Cystine uptake inhibition potentiates front-line therapies in acute myeloid leukemia.

机构信息

Université Paris Cité, Génomes, biologie cellulaire et thérapeutique U944, INSERM, CNRS, F-75010, Paris, France.

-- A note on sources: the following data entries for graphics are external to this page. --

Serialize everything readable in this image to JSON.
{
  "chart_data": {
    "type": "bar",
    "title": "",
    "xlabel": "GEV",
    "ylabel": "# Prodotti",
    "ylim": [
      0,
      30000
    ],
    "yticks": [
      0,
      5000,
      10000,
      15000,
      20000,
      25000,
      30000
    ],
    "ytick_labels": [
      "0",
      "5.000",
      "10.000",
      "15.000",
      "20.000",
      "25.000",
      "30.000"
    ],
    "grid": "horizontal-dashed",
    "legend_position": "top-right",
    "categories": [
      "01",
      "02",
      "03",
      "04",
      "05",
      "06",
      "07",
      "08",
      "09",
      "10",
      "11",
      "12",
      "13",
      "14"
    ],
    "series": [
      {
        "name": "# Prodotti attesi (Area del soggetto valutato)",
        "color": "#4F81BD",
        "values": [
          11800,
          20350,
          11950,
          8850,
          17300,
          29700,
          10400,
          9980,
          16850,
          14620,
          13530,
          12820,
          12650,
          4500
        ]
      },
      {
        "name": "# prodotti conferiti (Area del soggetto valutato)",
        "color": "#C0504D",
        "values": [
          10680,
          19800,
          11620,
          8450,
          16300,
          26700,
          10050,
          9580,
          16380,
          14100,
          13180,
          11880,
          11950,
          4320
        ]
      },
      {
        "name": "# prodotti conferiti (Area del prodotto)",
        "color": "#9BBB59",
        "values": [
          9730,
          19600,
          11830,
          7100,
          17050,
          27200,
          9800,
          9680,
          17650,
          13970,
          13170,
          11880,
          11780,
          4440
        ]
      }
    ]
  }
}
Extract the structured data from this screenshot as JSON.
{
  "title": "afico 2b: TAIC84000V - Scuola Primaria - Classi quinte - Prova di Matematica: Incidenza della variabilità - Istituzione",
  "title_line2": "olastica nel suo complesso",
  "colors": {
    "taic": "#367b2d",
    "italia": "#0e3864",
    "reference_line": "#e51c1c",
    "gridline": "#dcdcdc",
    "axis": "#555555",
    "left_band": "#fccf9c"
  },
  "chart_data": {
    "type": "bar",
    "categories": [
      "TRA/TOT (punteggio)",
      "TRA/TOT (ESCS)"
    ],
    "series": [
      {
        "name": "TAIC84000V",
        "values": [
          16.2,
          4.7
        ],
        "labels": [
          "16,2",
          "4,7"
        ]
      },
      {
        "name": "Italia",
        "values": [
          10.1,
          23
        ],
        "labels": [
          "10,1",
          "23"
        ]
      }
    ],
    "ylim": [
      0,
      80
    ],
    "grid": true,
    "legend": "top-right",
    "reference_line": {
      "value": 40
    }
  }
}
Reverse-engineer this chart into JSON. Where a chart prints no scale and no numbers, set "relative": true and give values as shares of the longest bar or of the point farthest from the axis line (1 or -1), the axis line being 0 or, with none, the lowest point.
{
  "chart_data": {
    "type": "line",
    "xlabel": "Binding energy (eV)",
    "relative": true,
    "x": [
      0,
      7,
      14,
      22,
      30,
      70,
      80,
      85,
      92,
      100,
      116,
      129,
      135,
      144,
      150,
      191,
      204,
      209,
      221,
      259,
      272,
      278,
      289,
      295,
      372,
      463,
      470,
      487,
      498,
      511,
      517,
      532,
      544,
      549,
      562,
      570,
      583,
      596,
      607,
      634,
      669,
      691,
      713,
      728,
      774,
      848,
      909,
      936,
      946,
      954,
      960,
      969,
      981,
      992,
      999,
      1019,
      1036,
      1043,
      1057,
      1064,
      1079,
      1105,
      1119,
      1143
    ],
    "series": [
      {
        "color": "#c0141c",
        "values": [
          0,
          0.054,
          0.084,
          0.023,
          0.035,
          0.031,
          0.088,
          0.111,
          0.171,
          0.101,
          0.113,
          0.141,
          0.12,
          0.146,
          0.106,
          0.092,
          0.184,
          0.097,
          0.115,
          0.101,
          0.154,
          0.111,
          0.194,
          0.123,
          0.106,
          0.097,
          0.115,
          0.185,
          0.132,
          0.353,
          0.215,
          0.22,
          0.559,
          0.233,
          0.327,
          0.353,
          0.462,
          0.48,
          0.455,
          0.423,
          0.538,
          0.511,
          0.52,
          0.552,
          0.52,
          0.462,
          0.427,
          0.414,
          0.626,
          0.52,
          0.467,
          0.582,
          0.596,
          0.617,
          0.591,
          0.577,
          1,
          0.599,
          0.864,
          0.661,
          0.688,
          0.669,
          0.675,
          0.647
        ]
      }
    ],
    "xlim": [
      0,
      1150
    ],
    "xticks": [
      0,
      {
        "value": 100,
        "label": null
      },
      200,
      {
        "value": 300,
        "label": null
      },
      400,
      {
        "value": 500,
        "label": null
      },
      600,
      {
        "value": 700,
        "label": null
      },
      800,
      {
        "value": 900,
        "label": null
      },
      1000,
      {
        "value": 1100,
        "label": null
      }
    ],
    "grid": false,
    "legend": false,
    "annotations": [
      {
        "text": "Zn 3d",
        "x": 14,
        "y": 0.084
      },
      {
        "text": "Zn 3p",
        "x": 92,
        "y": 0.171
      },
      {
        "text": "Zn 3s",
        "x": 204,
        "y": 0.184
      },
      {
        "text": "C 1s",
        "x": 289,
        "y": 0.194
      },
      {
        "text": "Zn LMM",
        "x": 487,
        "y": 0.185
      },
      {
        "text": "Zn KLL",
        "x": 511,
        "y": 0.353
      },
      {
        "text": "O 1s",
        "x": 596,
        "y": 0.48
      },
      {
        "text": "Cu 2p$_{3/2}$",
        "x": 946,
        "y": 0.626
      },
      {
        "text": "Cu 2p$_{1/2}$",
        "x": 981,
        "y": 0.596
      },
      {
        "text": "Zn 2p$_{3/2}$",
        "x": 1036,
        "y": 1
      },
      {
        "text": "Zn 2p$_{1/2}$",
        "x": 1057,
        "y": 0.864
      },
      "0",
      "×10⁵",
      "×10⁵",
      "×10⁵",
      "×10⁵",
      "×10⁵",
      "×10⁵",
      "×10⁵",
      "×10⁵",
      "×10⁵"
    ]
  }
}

Département Hématologie et Immunologie, Hôpital Saint-Louis, Assistance Publique-Hôpitaux de Paris, F-75010, Paris, France.

出版信息

Leukemia. 2022 Jun;36(6):1585-1595. doi: 10.1038/s41375-022-01573-6. Epub 2022 Apr 26.

Abstract

By querying metabolic pathways associated with leukemic stemness and survival in multiple AML datasets, we nominated SLC7A11 encoding the xCT cystine importer as a putative AML dependency. Genetic and chemical inhibition of SLC7A11 impaired the viability and clonogenic capacity of AML cell lines in a cysteine-dependent manner. Sulfasalazine, a broadly available drug with xCT inhibitory activity, had anti-leukemic activity against primary AML samples in ex vivo cultures. Multiple metabolic pathways were impacted upon xCT inhibition, resulting in depletion of glutathione pools in leukemic cells and oxidative stress-dependent cell death, only in part through ferroptosis. Higher expression of cysteine metabolism genes and greater cystine dependency was noted in NPM1-mutated AMLs. Among eight anti-leukemic drugs, the anthracycline daunorubicin was identified as the top synergistic agent in combination with sulfasalazine in vitro. Addition of sulfasalazine at a clinically relevant concentration significantly augmented the anti-leukemic activity of a daunorubicin-cytarabine combination in a panel of 45 primary samples enriched in NPM1-mutated AML. These results were confirmed in vivo in a patient-derived xenograft model. Collectively, our results nominate cystine import as a druggable target in AML and raise the possibility to repurpose sulfasalazine for the treatment of AML, notably in combination with chemotherapy.

摘要

通过在多个 AML 数据集上查询与白血病干细胞和存活相关的代谢途径,我们提名编码 xCT 胱氨酸转运体的 SLC7A11 作为潜在的 AML 依赖性。SLC7A11 的遗传和化学抑制以胱氨酸依赖性方式损害了 AML 细胞系的活力和克隆形成能力。柳氮磺胺吡啶是一种广泛应用的具有 xCT 抑制活性的药物,在体外培养的原代 AML 样本中具有抗白血病活性。xCT 抑制作用影响多种代谢途径,导致白血病细胞中谷胱甘肽池耗竭和依赖氧化应激的细胞死亡,仅部分通过铁死亡。NPM1 突变型 AML 中观察到更高的半胱氨酸代谢基因表达和更大的胱氨酸依赖性。在八种抗白血病药物中,蒽环类药物柔红霉素被鉴定为与柳氮磺胺吡啶联合使用的最佳协同剂。在富含 NPM1 突变型 AML 的 45 个原代样本的组合中,以临床相关浓度添加柳氮磺胺吡啶显著增强了柔红霉素-阿糖胞苷联合用药的抗白血病活性。在患者来源的异种移植模型中证实了这些结果。总之,我们的结果提名胱氨酸摄取作为 AML 的可药物靶标,并提出将柳氮磺胺吡啶重新用于治疗 AML 的可能性,特别是与化疗联合使用。